Efficient way to go from bit-packed value to `Vector{T<:Unsigned}`

I am trying to write a faster Parquet reader (faster than the one in Parquet.jl atm).

One interesting problem that I encountered is this: How to efficiently unpack a set of bit-packed integers into Vector{T<:Unsigned} for some T?

The data is stored in a bit-packed way explained here (see point 1).

See exerpt

So basically given a Vector{UInt8} of bit-packed values. How do I convert it back Vector{T<:Unsigned}

For example, if

bit_packed = UInt8[161]

and say the bitwidth is 1, i.e every bit represents a value.

The binary form of 161 is 10100001, so it should unpack to

UInt8[1, 0, 0, 0, 0, 1, 0, 1]

For this case, I think digits works very well, e.g.

reverse(digits(UInt8(161), base = 2, pad = 8))

For bitwidth greater than 1, I can do bitshift and then do a similar trick.

E.g. consider the pictured example where bitwidth = 3 and I have bit-packed

unpacked = UInt8[0, 1, 2, 3, 4, ,5, 6, 7]

which gets stored packed as

UInt8[136, 198, 250]
nth_values(bitpacked, n, bitwidth) = begin
    result = UInt(0)
    from_bits = (n - 1)*bitwidth + 1 
    to_bits = n*bitwidth

    from_byte = ceil(Int, from_bits /  8)
    to_byte = div(to_bits - 1, 8)
    to_byte = to_byte + 1

   for byte in @view bitpacked[to_byte:-1:from_byte]
      result = result << 8
      result = result | byte
   result = result >> (mod(from_bits-1, 8))
   result & UInt(2^bitwidth - 1)
nth_values.(Ref(bitpacked), 1:8, 3)

which yields

UInt8[0, 1, 2, 3, 4, 5, 6, ,7]

but I feel it’s a bit unsatisfactory and may be quite slow. I wonder if there are well known algorithm for faster unpacking?

Do you actually need to unpack? It seems like one approach would be to define a type of 3 bit integer arrays.

is that even possible? How then do I sort it etc?

What about something like this approach: Reinterpret packed data which is already in memory? ?

1 Like

Feels like it only works if the data is a mulitple of 8 bits. The bitpacked values can be any number and not necessarily a multiple of 8.

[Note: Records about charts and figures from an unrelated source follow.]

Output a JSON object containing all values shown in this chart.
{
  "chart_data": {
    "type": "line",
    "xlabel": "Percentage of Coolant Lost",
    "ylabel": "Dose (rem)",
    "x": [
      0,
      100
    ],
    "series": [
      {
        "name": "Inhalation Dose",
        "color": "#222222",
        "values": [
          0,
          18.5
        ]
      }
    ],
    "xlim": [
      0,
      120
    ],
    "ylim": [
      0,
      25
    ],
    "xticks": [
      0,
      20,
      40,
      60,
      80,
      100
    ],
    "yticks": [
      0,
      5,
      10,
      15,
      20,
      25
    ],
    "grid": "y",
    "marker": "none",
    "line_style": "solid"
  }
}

Another problem is that the bitwidth is not a factor of 8 and may not be a multiple of 8 so one value can be stored across two bytes.

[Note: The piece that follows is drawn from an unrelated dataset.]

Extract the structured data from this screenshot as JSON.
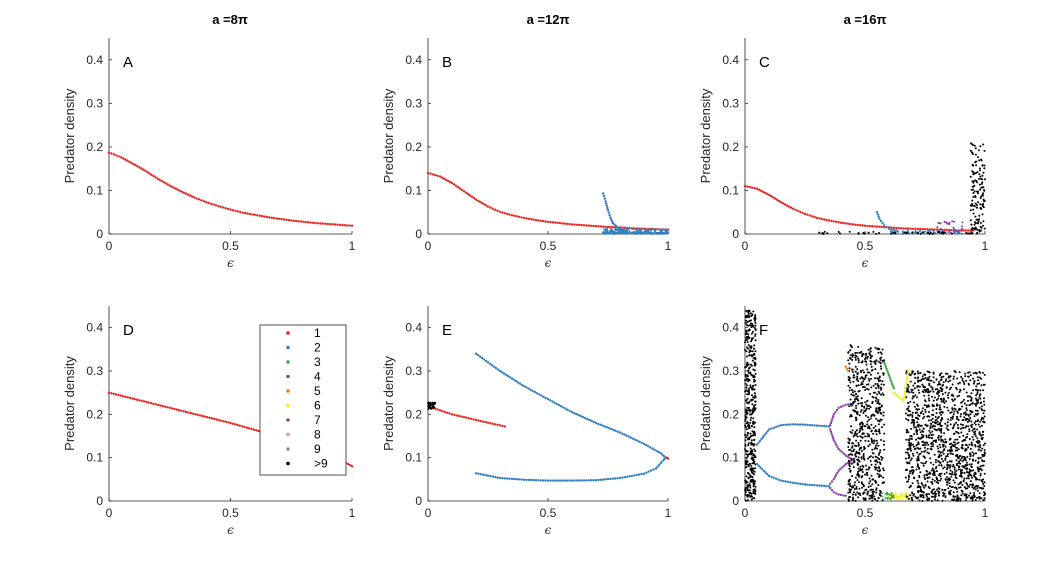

Just break the data into chunks of the least-common multiple lcm(8, bitwidth) ÷ 8 bytes, and then use bit-shift/mask operations.

For example, in your 3-bit example, I would loop through the data in groups of 3 bytes, and pull out 8 numbers from each 3-byte block.

1 Like

Thanks for the suggestion. I was thinking something along the same line, but the bitwidth can be as large as 32. So say my bitwidth is 17 so I can store it in a primitive type like this

primitive type Foo lcm(17, 8) end

and lcm(8, 17) happens to be 136. But there is no bitshift operation defined on it and there is also no &


bitpicked = UInt8[1:8...]
bitpacked_val = unsafe_load(Ptr{UInt}(pointer(bitpicked)))
bitpacked_val & UInt(2^17-1)

works but

bitpacked_val = unsafe_load(Ptr{Foo}(pointer(bitpicked)))
bitpacked_val & UInt(2^17-1)

doesn’t work.

Is there a way define shifts and mask for these primitive types?

That would require defining a bitshift operation on 24bits or I need to Base.zext_int to a 32 bit integer before I can do the operations. But seems like I am out of luck for bitwidth where lcm(bitwidth, 8) > 128.

One thing I can do is to treat those as special and anything smaller, I can just Base.zext_int into the next size for pulling out numbers.

I hardly know anything about this low level programming, but would this package be helpful?https://github.com/RelationalAI-oss/Blobs.jl

1 Like

Thanks. I thinkit falls into the same category as previous suggestions in that it doesn’t to be able to deal with high bitwidth structures.